I’m Urban Wünsch, a researcher working on all things dissolved in water. I am driven by a desire to disentangle the composition of complex environmental samples to understand the fate of organic substances in water.

Did I loose you there? Imagine a nice cup of black tea. We instinctively know that the darker our tea, the more intense the flavor. We actually figured out the chemistry of tea a long time ago. But would you drink water from a river if it had the same intense color? Probably not, right?

So the question is: If river water is that colored, should we actually be worried, or are the substances harmless? Where did they come from? Do they persist in the environment? Which substances cause this color? How can we remove them to obtain clean, color- and odorless drinking water?

While these questions seem quite simple, the number of organic compounds in any water sample is so large that common analysis techniques are often overwhelmed with the complexity of a water sample. My reseach focusses on using statistical models to disentangle the fingerprints of organic matter from different sources.


For the scientists visiting this page:

I am a postdoctoral researcher focussed on the elucidation of the relationship between optical and chemical properties of Dissolved Organic Matter (DOM). I use analytical techniques such as:

  • Fluorescence emission-excitation matrix (EEM) spectroscopy
  • Absorbance spectroscopy
  • High Performance Size Exclusion Chromatography (HPSEC)
  • Fourier Transform Ion Cyclotron Resonance Mass Spectrometry (FT-ICR-MS)

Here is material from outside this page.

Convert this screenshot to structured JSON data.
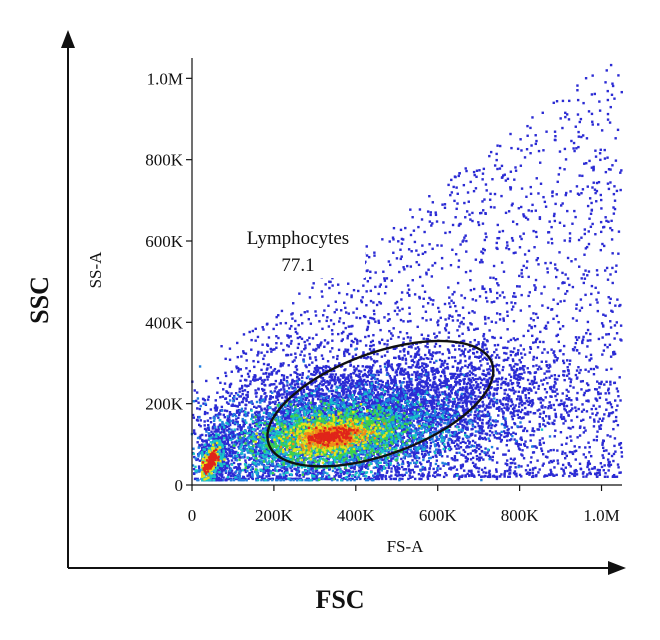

In conjunction with these analytical techniques, I focus on the data analysis using multivariate statistical models (chemometrics) such as:

  • Principal Component Analysis (PCA)
  • Parallel Factor Analysis (PARAFAC & PARAFAC2)
  • N-way partial least squares (N-PLS)
  • Advanced Coupled Matrix and Tensor Factorization (ACMTF)

I am very passionate about Open Science. In the past, I’ve developed an Open Source Software toolbox and hosted open Webinars to disseminate our research.